Secondly, the EUR 200 billion is probably much higher than the support measures they intend to finance, for two reasons. First, the € 200 billion partially replaces the previously announced 34 billion € levy on gas, which has now been eliminated. Secondly, part of the € 200 billion is only precautionary: it is intended to pay for potential future needs that have not yet been specified today. Normally, these would simply be covered with a loan next year. But the government tied its hands not to (in the form of a commitment to restore the debt brake). Consequently, he needs to get into debt now.

In conclusion, the package certainly sends the wrong signal: Germany is using its fiscal power in a way that can harm other European countries. But this is not an immediate expenditure of 200 billion euros to protect German households and businesses from rising energy prices. Rather, a bazooka was created in response to a German oddity: the decision to effectively suspend new net loans next year. And depending on how the ‘gas brake’ is conceived, gas consumption in Germany may not increase, but may even decrease.

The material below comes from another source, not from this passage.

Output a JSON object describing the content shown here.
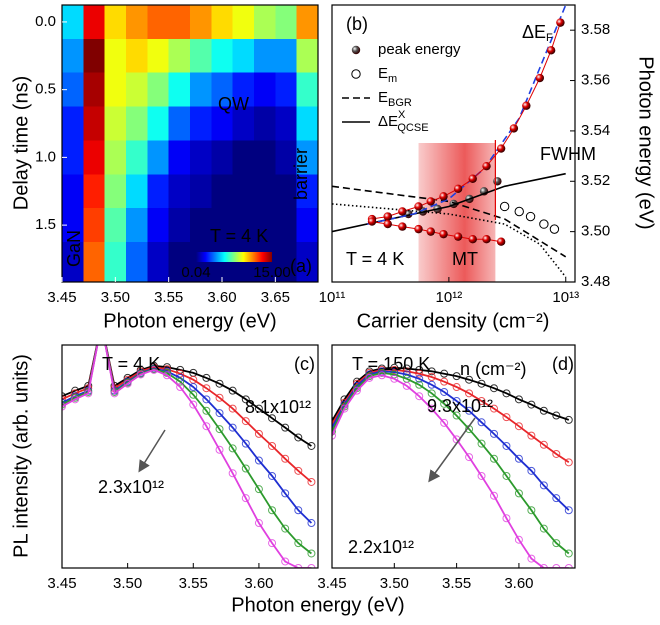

The main risk of the package is its potential to disrupt the European internal market. In the absence of a common European fiscal response, governments with more fiscal space will inevitably be able to handle a crisis better. If this is done in a way that has a positive impact on other EU countries, it may be acceptable. But if the brake on the price of gas in Germany means that German companies have a better chance of surviving the pandemic than, for example, Italian ones, this would further aggravate economic divergences in the EU and threaten European unity. Russia.

In the darkest moments of the pandemic, the answer to this question was the creation of the Next Generation EU. In the coming weeks, European leaders will have to tackle the issue again and decide how to deal with it. The fact that the German negotiators now have a substantial fund to draw from to contribute could ultimately be useful in catalysing an agreement that improves conditions for all Member States.